第8話 俳句を作らされた話

文字数 1,485文字

 夫が騒ぎ出した。土曜日の夜。

夫「月曜までに俳句作って」
私「なんで」
夫「知り合いの社長がお祝い会やるんだよ。俳句好きの社長でさ、招待されている人は俳句作って提出しなくちゃいけないんだ」(コロナ以前2019年の話です)
私「作ったことないよ」
夫「適当でいいから、五七五で」

 夕飯を食べながらミーティング。

私「テーマとかはあるの?」
夫「それは無いみたいだけど、その社長、すごい苦労人でさ、今回お祝い会やって引退するんだよ。社長を()(たた)えるような俳句がいいと思うんだ」
私「接待俳句、ヨイショ俳句か!」
夫「まあ、それに季語入れて」
そのときは11月でした。

 今は11月、苦労してきて、報われて、お祝いの会か……。

ひねり出しましたよ、ど素人の私が。

私「霜柱(しもばしら) 踏みしめこの日を 迎えけり」「どうだ」

夫「お、いいんじゃない。……でも、おめでたい日だから、“この日”じゃなくて“良き日”がいいよ」
私「わかっていないな。この日(イコール)お祝い会だから、いい日に決まっているじゃないか」
夫「え~? “良き日”ってした方が社長喜ぶよ~」
私「社長は俳句詳しいんでしょ? ダサいって思われるよ」
夫「“良き日”って入れた方がおめでたい感じがするけどな~」
私「いや、“この日”だね」

どうでもいい俳句、どっちでもいい2文字を巡って、お互い一歩も引かず平行線のまま。

 その社長は提出した俳句を、綺麗な短冊にしたためて、お祝い会の記念品にしてくれました。
見ると、夫ゴリ押しの“良き日”になっていたのです。
社長、原型とどめなくていいから、添削してくれてもよかったのに。


***************


 俳句というと思い出すことがあります。
中学生の頃、もう卒業間近だったと記憶しています。
いつも一緒にいるグループ(笑ってはいけないところで笑い、男子の顰蹙(ひんしゅく)をかっていた三人組)とは別の女の子と仲良くなりました。
その子はいつもニコニコして天然ドジっ子、みんなから笑われることが多々ありましたが、その(かく)にあるものは品の良さであると私は見抜いていました。そしてどういういきさつか、二人で「お嬢さまごっこ」をするようになりました。

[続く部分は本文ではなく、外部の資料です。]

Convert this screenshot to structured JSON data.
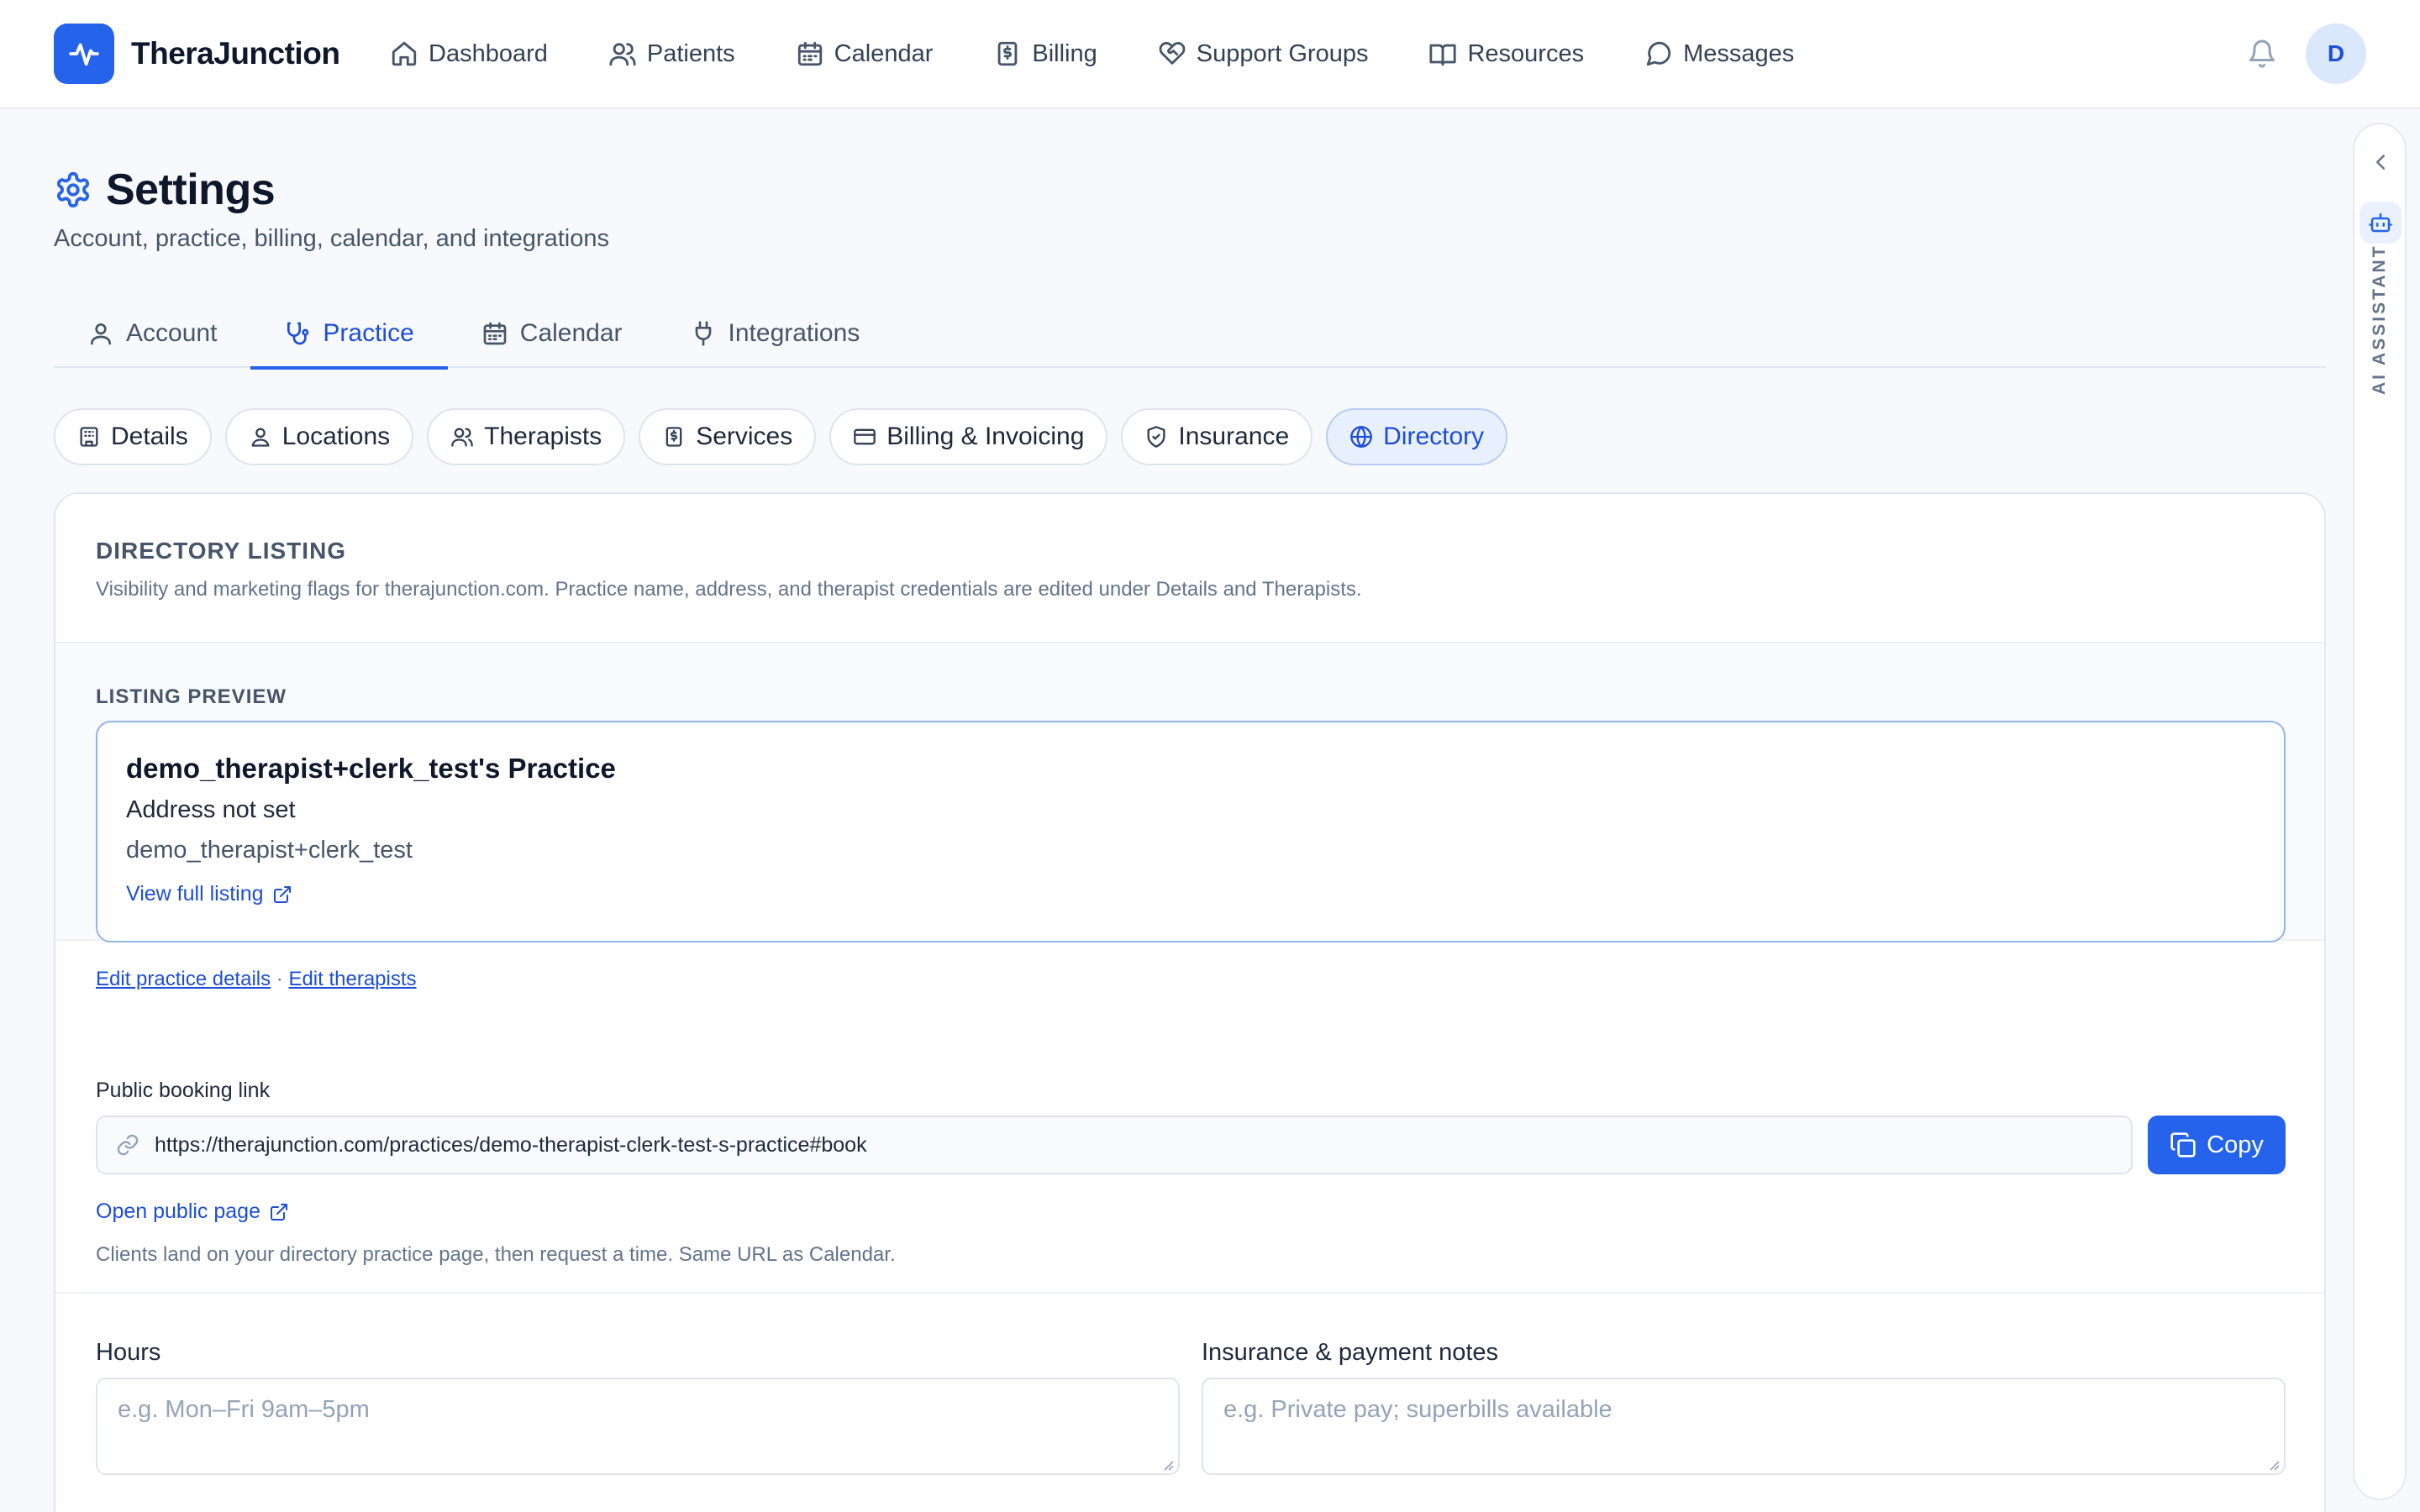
{
  "app": {
    "name": "TheraJunction",
    "avatar_initial": "D"
  },
  "nav": [
    {
      "label": "Dashboard",
      "icon": "home-icon"
    },
    {
      "label": "Patients",
      "icon": "users-icon"
    },
    {
      "label": "Calendar",
      "icon": "calendar-icon"
    },
    {
      "label": "Billing",
      "icon": "receipt-icon"
    },
    {
      "label": "Support Groups",
      "icon": "heart-handshake-icon"
    },
    {
      "label": "Resources",
      "icon": "book-open-icon"
    },
    {
      "label": "Messages",
      "icon": "message-circle-icon"
    }
  ],
  "ai_panel": {
    "label": "AI ASSISTANT"
  },
  "header": {
    "title": "Settings",
    "subtitle": "Account, practice, billing, calendar, and integrations"
  },
  "tabs": [
    {
      "label": "Account",
      "active": false
    },
    {
      "label": "Practice",
      "active": true
    },
    {
      "label": "Calendar",
      "active": false
    },
    {
      "label": "Integrations",
      "active": false
    }
  ],
  "subtabs": [
    {
      "label": "Details"
    },
    {
      "label": "Locations"
    },
    {
      "label": "Therapists"
    },
    {
      "label": "Services"
    },
    {
      "label": "Billing & Invoicing"
    },
    {
      "label": "Insurance"
    },
    {
      "label": "Directory",
      "active": true
    }
  ],
  "directory": {
    "title": "DIRECTORY LISTING",
    "description": "Visibility and marketing flags for therajunction.com. Practice name, address, and therapist credentials are edited under Details and Therapists."
  },
  "preview": {
    "label": "LISTING PREVIEW",
    "practice_name": "demo_therapist+clerk_test's Practice",
    "address": "Address not set",
    "owner": "demo_therapist+clerk_test",
    "view_link": "View full listing",
    "edit_details_link": "Edit practice details",
    "separator": "·",
    "edit_therapists_link": "Edit therapists"
  },
  "booking": {
    "label": "Public booking link",
    "url": "https://therajunction.com/practices/demo-therapist-clerk-test-s-practice#book",
    "copy_label": "Copy",
    "open_link": "Open public page",
    "help": "Clients land on your directory practice page, then request a time. Same URL as Calendar."
  },
  "fields": {
    "hours_label": "Hours",
    "hours_placeholder": "e.g. Mon–Fri 9am–5pm",
    "insurance_label": "Insurance & payment notes",
    "insurance_placeholder": "e.g. Private pay; superbills available"
  },
  "colors": {
    "accent": "#2563eb",
    "text": "#0f172a",
    "muted": "#64748b"
  }
}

 私達がする「お嬢さまごっこ」というのは、お互いのお気に入りの短歌や俳句などを紙に書いて見せ合い、感想を言いあうものでした。

彼女は和歌や梁塵秘抄(りょうじんひしょう)などをしたためてきました。


春のはじめの 歌枕
かすみたなびく 吉野山
うぐいす 佐保姫(さほひめ) 翁草(おきなぐさ)
花を見捨てて 帰る(かり)


 私はというと、なぜかその頃、俳句を見繕ってはしたためました。
どこからどうやって見繕ったのか、今となっては忘却の彼方です。
ひとつだけ、覚えている俳句があります。


春月や 犬に生まれて 橋架かる(和田 悟郎)


 中学生のとき、「あ、好き」と思った俳句。今も好きです。好みはあんまり変わらないものですね。どうして好きと思うのか、それはよくわからないけど。


【自分勝手に解釈】
 アーチ型の橋のたもとに来て、見上げると満月。橋をとぼとぼ歩く。淡い光と橋の隅には桜の花びら。
ふと自分が今世では、犬に生まれ変わっていたことに気づく。
とりあえず、彼岸へ続く橋を登っていこう。
怖れも苦悩も消えた透明な世界、あるのは静寂。


 彼女と「なんかよくわからないけど好きなんだよね」「うん、うん、素敵ね」そんな会話をしたと思います。
彼女は本当にお嬢さまだったらしく、私立の高校へ進学してそれっきりになってしまいました。


 ここで投稿をしていると、その頃の甘酸っぱい気持ちをたまに思い出します。
あんまり会社では「こんな本を読んだ」とか言いづらいけど、ここでは自然体になれるのが嬉しいですね。